The allure of Jason Brown

What a journey Jason Brown has taken, since the first time I laid eyes on him at the Junior Grand Prix Final in Quebec City three years ago. I remember him not because he won the gold medal, but because of the way he did it. He had flair, this young man with the hippie-dippie pony tail. He was memorable, even without a triple Axel. And because he didn’t have that triple Axel nailed down yet, he had style.

Now he’s the U.S. silver medalist. In spite of the fact that this is only his first season as a senior, he won the men’s long program at the U.S. championships, while skating to “Riverdance.” What genius, choosing that music for Brown: it has changes of moods and energy too, lots of opportunity to show off his footwork and personality. It suits him. And as homage to Shae-Lynn Bourne and Victor Kraatz, who skated to “Riverdance” at the 1998 Olympics, Brown incorporated a Bourne-Kraatz-like hydroblading move. He’s definitely aware of the skating history of that music choice. It seemed as if there was nothing that Brown could not do. Almost as one, people in the crowd began to stand up before he had even finished his final spin. He had a standing ovation and it wasn’t his first.

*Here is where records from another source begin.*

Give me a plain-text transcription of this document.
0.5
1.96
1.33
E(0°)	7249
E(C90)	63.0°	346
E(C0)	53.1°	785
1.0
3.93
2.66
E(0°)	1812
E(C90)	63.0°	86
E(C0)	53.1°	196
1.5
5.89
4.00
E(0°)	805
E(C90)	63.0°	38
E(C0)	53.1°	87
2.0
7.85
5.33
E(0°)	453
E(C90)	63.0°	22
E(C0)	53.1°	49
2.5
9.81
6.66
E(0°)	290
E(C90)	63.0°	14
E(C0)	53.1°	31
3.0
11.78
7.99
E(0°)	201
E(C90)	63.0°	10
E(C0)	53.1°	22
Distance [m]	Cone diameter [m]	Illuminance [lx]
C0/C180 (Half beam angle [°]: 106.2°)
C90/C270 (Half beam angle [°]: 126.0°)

What has happened since that memorable day, when Brown earned a spot on the US Olympic team, is even more remarkable. Brown has attracted 3,477,263 hits on the YouTube showing of his free skate at the U.S. nationals. That’s in viral territory, particularly compared to the attention that other top skaters are getting on that internet video site. (What would we do without YouTube?)

It has been said that 12 million people watch figure skating in Japan. Surely, YouTube hits there would be viral, too, with the Olympics in the offing and tight contests in the singles events. Star Mao Asada is shown to have 55,077 hits in the free, although 78,392 in the short.

Japanese star, Daisuke Takahashi, who didn’t skate particularly well, but who was awarded a spot on the Japanese Olympic team anyway, attracted 66,036 hits on YouTube for his long program, only 10,547 for his short.

Yuzuru Hanyu, now one of the co-favourites to win gold in the men’s event in Sochi after taking the Grand Prix Final with world record scores, got only 23,395 hits for his free skate.

Patrick Chan, also a gold medal contender with his three world championship wins and lofty scores, got 5,060 hits on YouTube for his free program.

Back home in the United States, veteran Jeremy Abbott, as beautiful a skater as there is in the country, won the gold medal in the men’s event, but got 10,824 viewers of his free skate on YouTube.

Meryl Davis and Charlie White, the United States’ best hope for a gold medal in figure skating, took their twizzles to YouTube and garnered 27,378 for their free dance, after being called “the best in their sport at the moment.”

Okay, women’s events in the United States have always held a particular allure for American viewers. So what about Ashley Wagner, who has been the veteran face of the team for the past couple of years? Her long program had a healthy 86,724 viewers.

The golden girl is always tops in the United States though, so is it any surprise that people wanted to see, again and again, Gracie Gold winning the women’s event? She got 225,783 viewers. Impressive, yes, but paling in comparison to Brown’s unusual magnetism.

Remember that Brown said that he just felt honoured to get to the Nebelhorn Trophy last September, when he won the silver medal, testing himself against seniors for the first time, and feeling that he rather belonged.

Imagine his surprise in September when he was called up from the minors to compete at Skate America, the U.S. international showplace event, in place of injured Olympic champ Evan Lysacek? But shock of shocks, he was second in the short program with a score he’d never dreamed of achieving (83.78), then he tensed up in the long and finished fifth overall.

On he went to the senior Grand Prix event in France and won the bronze medal and the hearts of the French. They loved him. Everybody loves Jason Brown. What is it?

First of all, he’s a marvellous skater. Secondly, his “Riverdance” is magical. Thirdly, so is he. It’s that constant happy mien, that humble grin, that thankful appreciative nature. When he answers a reporter’s question, they thank him, as they often do. “Thank YOU!” Brown says, still apparently incredulous that this is his life. He’s having a blast with his life. He loves to skate, no matter the rough spots. He loves the journey and he loves his life. It’s contagious. There is no telling where that could take a kid without a quad.